Topic 11 Revisiting Old Tools

11.1 Discussion

Logistic regression is fit with a technique called maximum likelihood. What is this technique?

Example: flipping a coin 3 times, unknown probability \(p\) of getting heads

  • The data: 2 heads, 1 tail
  • 3 ways that could have happened:
    T, H, H
    H, T, H
    H, H, T
  • Each way has probability \(p^2(1-p)\)
  • The probability of seeing my data (as a function of \(p\)) is \(3p^2(1-p)\)
  • Goal: Find the \(p\) that maximizes that probability
    • The 3 doesn’t matter for this, so we usually remove such constant terms.
    • \(p^2(1-p)\) is the likelihood function.
    • Imagine (in a non-coin flipping situation) that we wanted \(p\) to depend on predictors…can we relate this back to logistic regression?
    • Yes!
      \[p = \frac{e^{\beta_0 + \beta_1 x_1 + \cdots + \beta_p x_p}}{1 + e^{\beta_0 + \beta_1 x_1 + \cdots + \beta_p x_p}}\]
    • The value of the likelihood function at the best \(p\) is a number: the likelihood of the data




Connecting to stepwise selection

  • For logistic regression, stepwise selection is exactly the same, except that likelihood is used instead of RSS.
  • Cross-validated accuracy is an option too.




Connecting to GAMs

  • There can be nonlinear relationships between quantitative predictors and log odds as well.
  • e.g. \(\text{log odds(foreclosure)} = \beta_0 + f_1(\text{Age}) + f_2(\text{Price})\)
    • Build \(f_1\) and \(f_2\) from LOESS or splines
  • If relationships are truly nonlinear, should help us improve prediction accuracy.




11.2 Exercises

  1. Consider how LASSO would be extended to the logistic regression setting. Using the penalized least squares criterion as a reference, how would you write a penalized criterion for logistic regression using the likelihood?

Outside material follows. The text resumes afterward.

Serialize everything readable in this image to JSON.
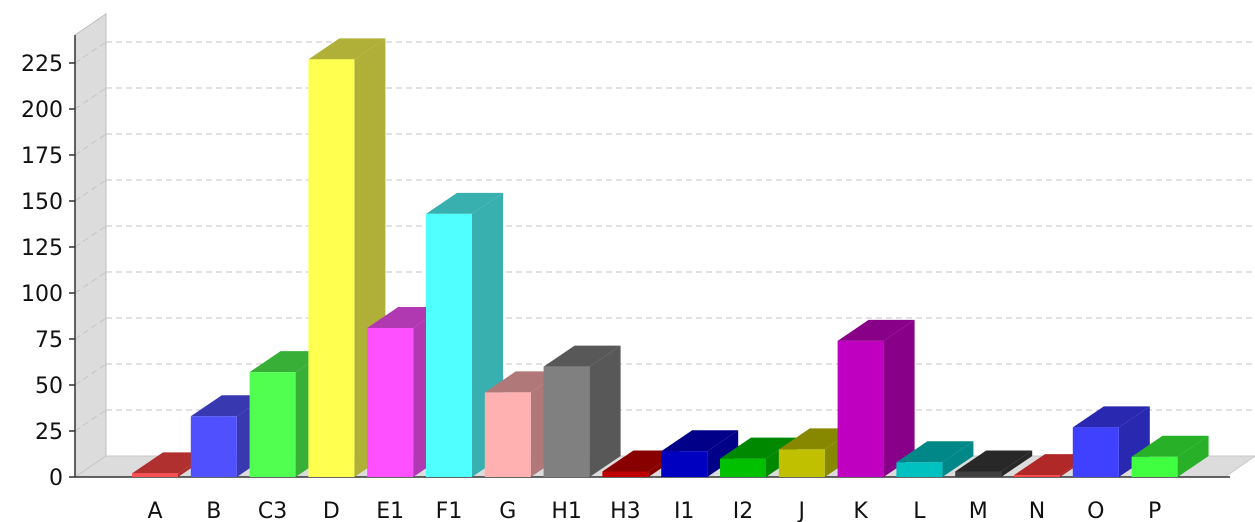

  1. On a different note unrelated to likelihood, consider the KNN algorithm for regression. How would you modify the algorithm to…
    • make a hard classification?
    • produce a “soft” classification? A “soft” classification for a test case is an estimated probability of being in each of the \(K\) classes.
      A concrete example to frame your answers: say that for a particular test case, you found its 10 nearest neighbors in the training set. 5 were of Class A, 3 of Class B, and 2 of Class C.